EU leaders held constructive talks to try to resolve Belgium's objections to a European Commission proposal to raise €90 billion for Ukraine, preferably via a 'reparations loan' using Russian state assets immobilised in the EU. Belgium, which holds most of the assets at Euroclear, has raised legal concerns and seeks arrangements to ensure equal risk-sharing among member states; the trio agreed to continue discussions aiming for consensus at the EU summit on December 18.

Analysis

Market structure: The Commission’s proposal to raise €90bn using frozen Russian assets or international borrowing is a modest but structural shock: if executed it increases supranational euro supply and politicises custodial networks (Euroclear holds the bulk), creating winners (Ukraine, European defense suppliers) and losers (Russian creditors, custodial/settlement operators).

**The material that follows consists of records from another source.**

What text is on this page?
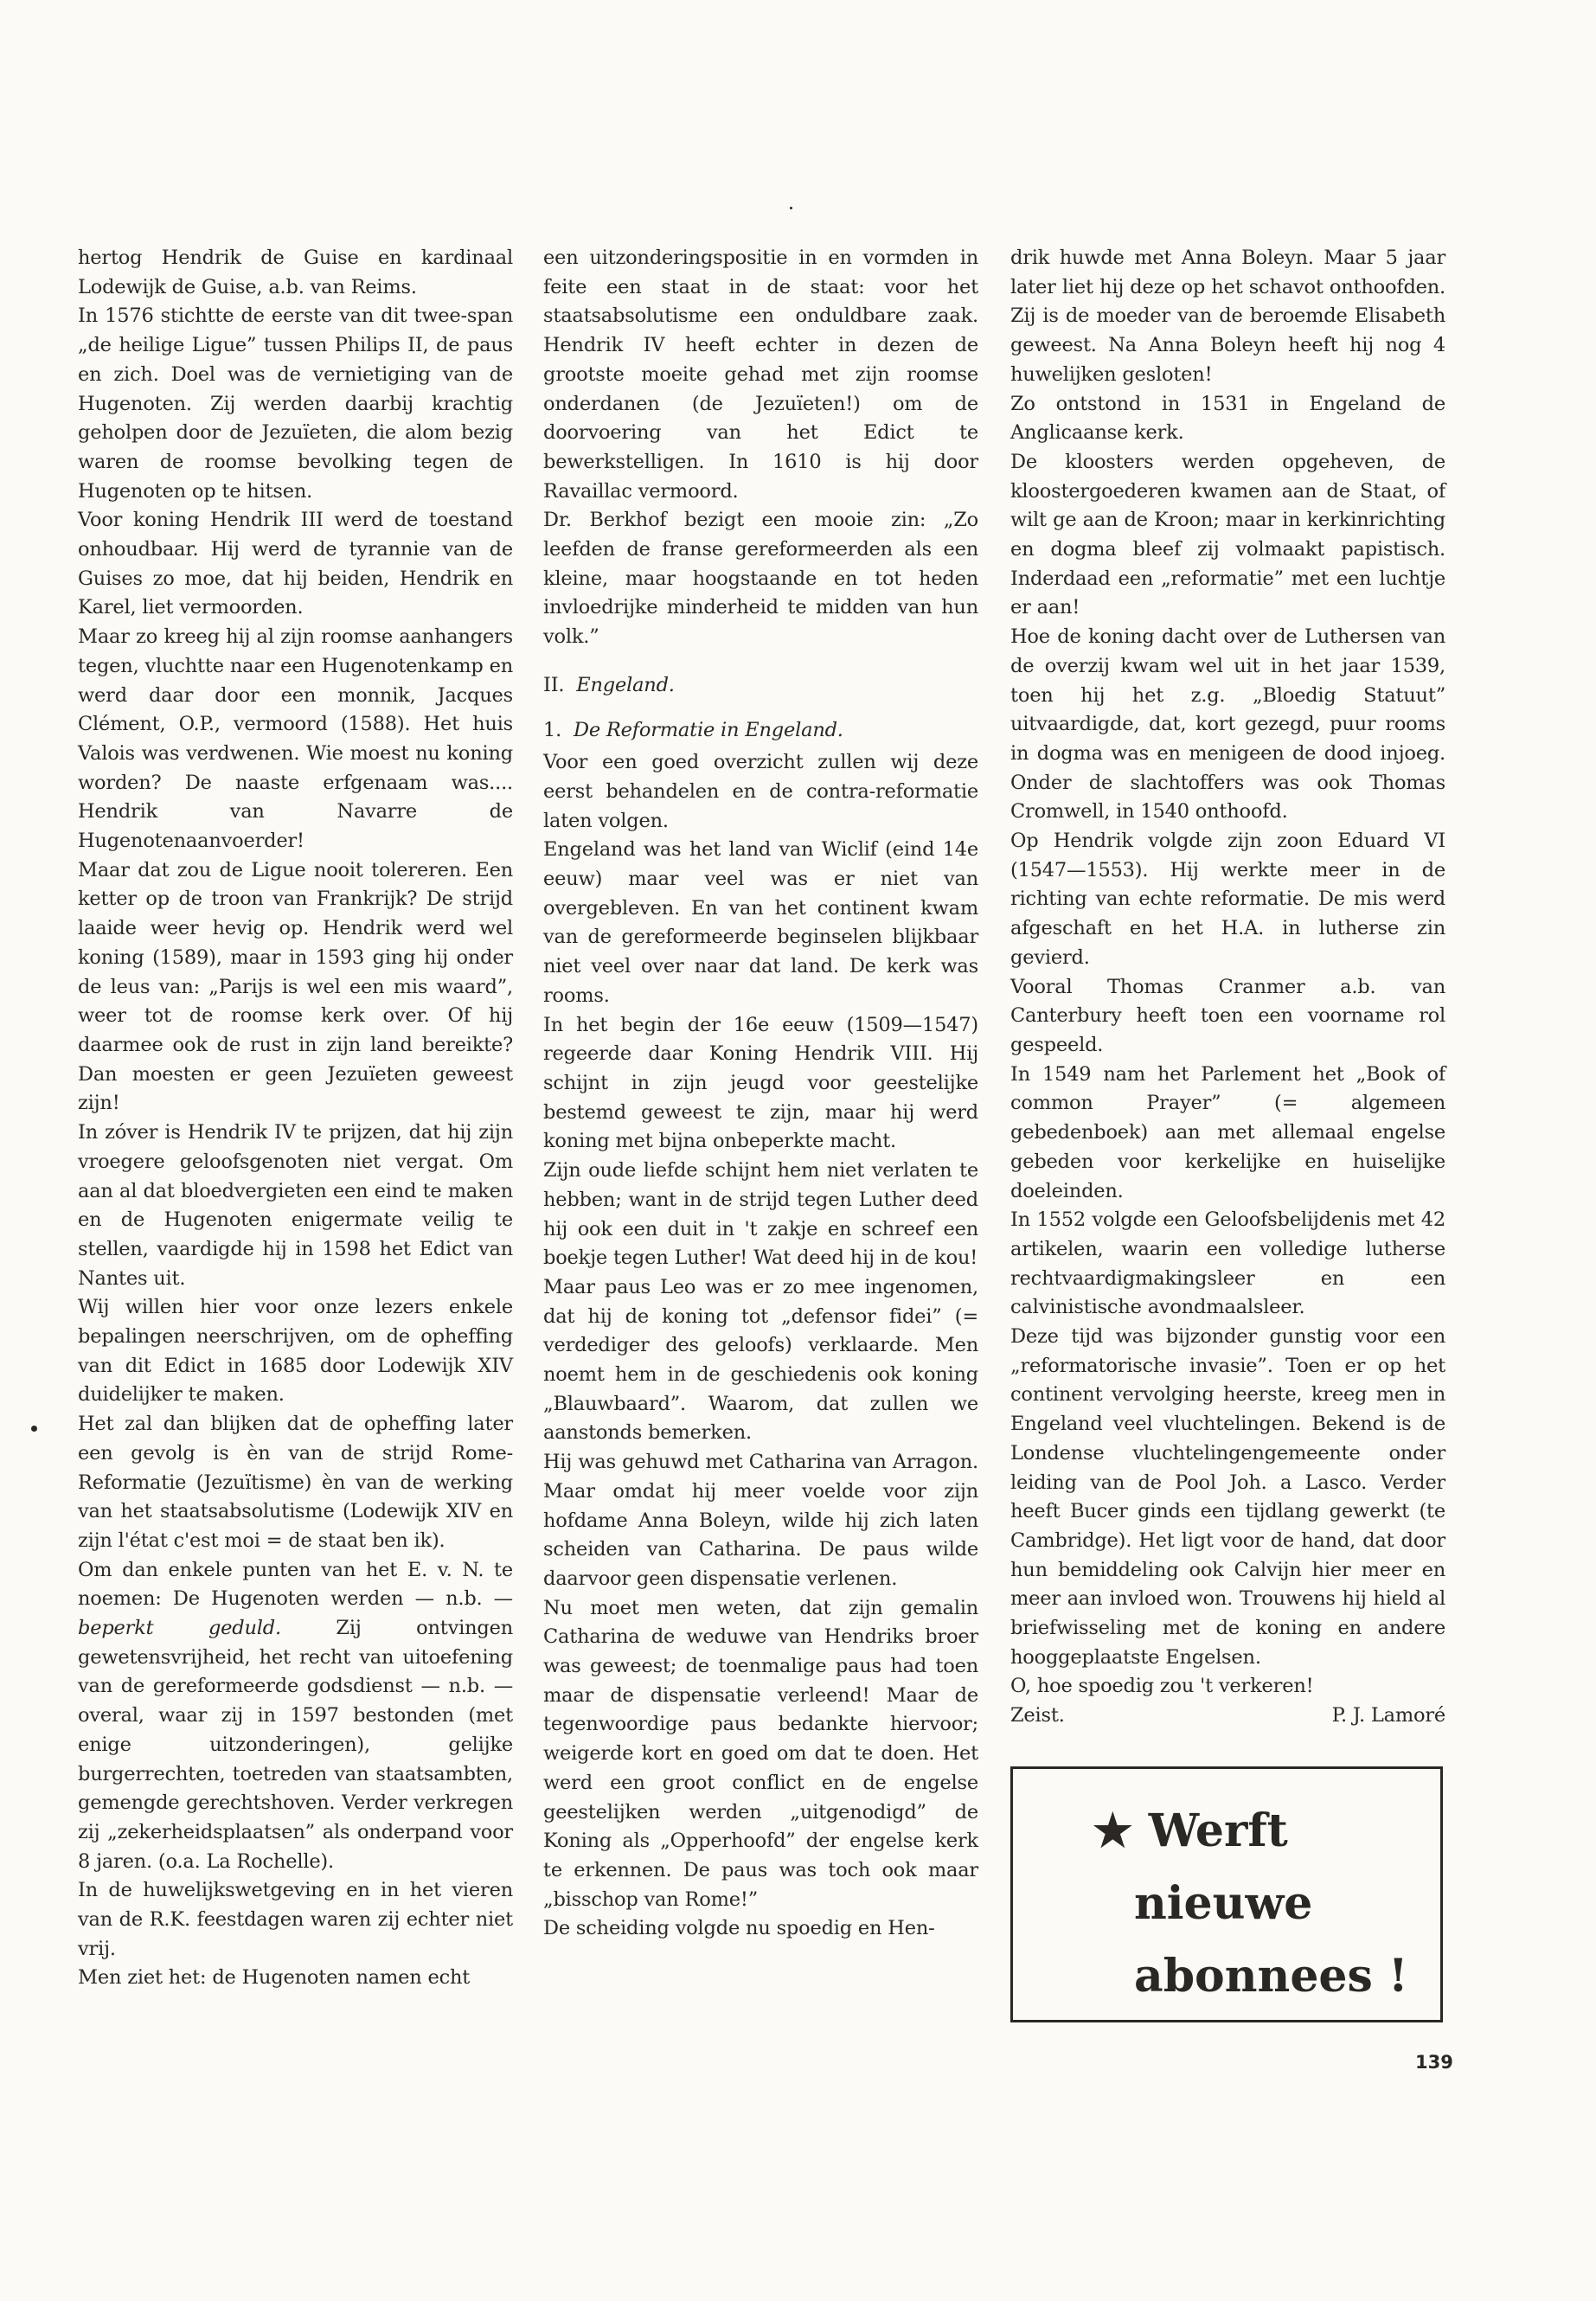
hertog Hendrik de Guise en kardinaal Lodewijk de Guise, a.b. van Reims.

In 1576 stichtte de eerste van dit twee-span „de heilige Ligue” tussen Philips II, de paus en zich. Doel was de vernietiging van de Hugenoten. Zij werden daarbij krachtig geholpen door de Jezuïeten, die alom bezig waren de roomse bevolking tegen de Hugenoten op te hitsen.

Voor koning Hendrik III werd de toestand onhoudbaar. Hij werd de tyrannie van de Guises zo moe, dat hij beiden, Hendrik en Karel, liet vermoorden.

Maar zo kreeg hij al zijn roomse aanhangers tegen, vluchtte naar een Hugenotenkamp en werd daar door een monnik, Jacques Clément, O.P., vermoord (1588). Het huis Valois was verdwenen. Wie moest nu koning worden? De naaste erfgenaam was.... Hendrik van Navarre de Hugenotenaanvoerder!

Maar dat zou de Ligue nooit tolereren. Een ketter op de troon van Frankrijk? De strijd laaide weer hevig op. Hendrik werd wel koning (1589), maar in 1593 ging hij onder de leus van: „Parijs is wel een mis waard”, weer tot de roomse kerk over. Of hij daarmee ook de rust in zijn land bereikte? Dan moesten er geen Jezuïeten geweest zijn!

In zóver is Hendrik IV te prijzen, dat hij zijn vroegere geloofsgenoten niet vergat. Om aan al dat bloedvergieten een eind te maken en de Hugenoten enigermate veilig te stellen, vaardigde hij in 1598 het Edict van Nantes uit.

Wij willen hier voor onze lezers enkele bepalingen neerschrijven, om de opheffing van dit Edict in 1685 door Lodewijk XIV duidelijker te maken.

Het zal dan blijken dat de opheffing later een gevolg is èn van de strijd Rome-Reformatie (Jezuïtisme) èn van de werking van het staatsabsolutisme (Lodewijk XIV en zijn l'état c'est moi = de staat ben ik).

Om dan enkele punten van het E. v. N. te noemen: De Hugenoten werden — n.b. — beperkt geduld.	Zij ontvingen gewetensvrijheid, het recht van uitoefening van de gereformeerde godsdienst — n.b. — overal, waar zij in 1597 bestonden (met enige uitzonderingen), gelijke burgerrechten, toetreden van staatsambten, gemengde gerechtshoven. Verder verkregen zij „zekerheidsplaatsen” als onderpand voor 8 jaren. (o.a. La Rochelle).

In de huwelijkswetgeving en in het vieren van de R.K. feestdagen waren zij echter niet vrij.

Men ziet het: de Hugenoten namen echt

een uitzonderingspositie in en vormden in feite een staat in de staat: voor het staatsabsolutisme een onduldbare zaak. Hendrik IV heeft echter in dezen de grootste moeite gehad met zijn roomse onderdanen (de Jezuïeten!) om de doorvoering van het Edict te bewerkstelligen. In 1610 is hij door Ravaillac vermoord.

Dr. Berkhof bezigt een mooie zin: „Zo leefden de franse gereformeerden als een kleine, maar hoogstaande en tot heden invloedrijke minderheid te midden van hun volk.”

II. Engeland.

1. De Reformatie in Engeland.

Voor een goed overzicht zullen wij deze eerst behandelen en de contra-reformatie laten volgen.

Engeland was het land van Wiclif (eind 14e eeuw) maar veel was er niet van overgebleven. En van het continent kwam van de gereformeerde beginselen blijkbaar niet veel over naar dat land. De kerk was rooms.

In het begin der 16e eeuw (1509—1547) regeerde daar Koning Hendrik VIII. Hij schijnt in zijn jeugd voor geestelijke bestemd geweest te zijn, maar hij werd koning met bijna onbeperkte macht.

Zijn oude liefde schijnt hem niet verlaten te hebben; want in de strijd tegen Luther deed hij ook een duit in 't zakje en schreef een boekje tegen Luther! Wat deed hij in de kou!

Maar paus Leo was er zo mee ingenomen, dat hij de koning tot „defensor fidei” (= verdediger des geloofs) verklaarde. Men noemt hem in de geschiedenis ook koning „Blauwbaard”. Waarom, dat zullen we aanstonds bemerken.

Hij was gehuwd met Catharina van Arragon. Maar omdat hij meer voelde voor zijn hofdame Anna Boleyn, wilde hij zich laten scheiden van Catharina. De paus wilde daarvoor geen dispensatie verlenen.

Nu moet men weten, dat zijn gemalin Catharina de weduwe van Hendriks broer was geweest; de toenmalige paus had toen maar de dispensatie verleend! Maar de tegenwoordige paus bedankte hiervoor; weigerde kort en goed om dat te doen. Het werd een groot conflict en de engelse geestelijken werden „uitgenodigd” de Koning als „Opperhoofd” der engelse kerk te erkennen. De paus was toch ook maar „bisschop van Rome!”

De scheiding volgde nu spoedig en Hen-

drik huwde met Anna Boleyn. Maar 5 jaar later liet hij deze op het schavot onthoofden. Zij is de moeder van de beroemde Elisabeth geweest. Na Anna Boleyn heeft hij nog 4 huwelijken gesloten!

Zo ontstond in 1531 in Engeland de Anglicaanse kerk.

De kloosters werden opgeheven, de kloostergoederen kwamen aan de Staat, of wilt ge aan de Kroon; maar in kerkinrichting en dogma bleef zij volmaakt papistisch. Inderdaad een „reformatie” met een luchtje er aan!

Hoe de koning dacht over de Luthersen van de overzij kwam wel uit in het jaar 1539, toen hij het z.g. „Bloedig Statuut” uitvaardigde, dat, kort gezegd, puur rooms in dogma was en menigeen de dood injoeg. Onder de slachtoffers was ook Thomas Cromwell, in 1540 onthoofd.

Op Hendrik volgde zijn zoon Eduard VI (1547—1553). Hij werkte meer in de richting van echte reformatie. De mis werd afgeschaft en het H.A. in lutherse zin gevierd.

Vooral Thomas Cranmer a.b. van Canterbury heeft toen een voorname rol gespeeld.

In 1549 nam het Parlement het „Book of common Prayer” (= algemeen gebedenboek) aan met allemaal engelse gebeden voor kerkelijke en huiselijke doeleinden.

In 1552 volgde een Geloofsbelijdenis met 42 artikelen, waarin een volledige lutherse rechtvaardigmakingsleer en een calvinistische avondmaalsleer.

Deze tijd was bijzonder gunstig voor een „reformatorische invasie”. Toen er op het continent vervolging heerste, kreeg men in Engeland veel vluchtelingen. Bekend is de Londense vluchtelingengemeente onder leiding van de Pool Joh. a Lasco. Verder heeft Bucer ginds een tijdlang gewerkt (te Cambridge). Het ligt voor de hand, dat door hun bemiddeling ook Calvijn hier meer en meer aan invloed won. Trouwens hij hield al briefwisseling met de koning en andere hooggeplaatste Engelsen.

O, hoe spoedig zou 't verkeren!

Zeist.	P. J. Lamoré

★ Werft
nieuwe
abonnees !
139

Use of frozen assets reduces sovereign creditor recovery prospects and raises legal/regulatory risk premia for securities with Russian linkages; market-makers in EM fixed income may widen immediate bid-ask by 25–75bp. Risk assessment: Key tail risks are a Belgian veto or adverse court ruling that halts the plan (decision hinge: EU leaders’ summit on Dec 18) or Russian retaliation (energy cut, cyber) that spikes risk premia. Timeframe: immediate (days) = headline volatility around Dec 18; short-term (weeks–months) = issuance/loan mechanics debated and bond supply priced into 2025 calendars; long-term (quarters) = precedent raises custody/legal risk across EM assets. Hidden dependency: settlement frictions at Euroclear could create forced selling in linked ETFs and funds. Trade implications: Anticipate a defensive rotation into European defense/contractors and a tactical rise in euro funding spreads if markets fund the €90bn. Direct plays: long selective defense equities (RHM.DE, LDO.MI, BA.L) and long EUR via FXE if consensus by Dec 18; reduce duration in core euro govies (sell Bund futures or underweight 7–10y by 2–3% AUM) to hedge potential 5–20bp supply-driven yield rise. Use relative value pair trades: long defense / short EU financials (EUFN) to capture rotation and legal-exposure repricing. Contrarian angles: Consensus underestimates legal precedent risk — if custodial sanctity is perceived broken, EM and custodial-counterparty risk premia could rise 50–150bp over 6–12 months, not just a one-off. Conversely, if Belgium’s concerns are accommodated with an interoperable risk-sharing structure by Dec 18, the market will quickly retrace spikes; position sizes should be scaled to that binary event (decisive window = next 10–20 trading days).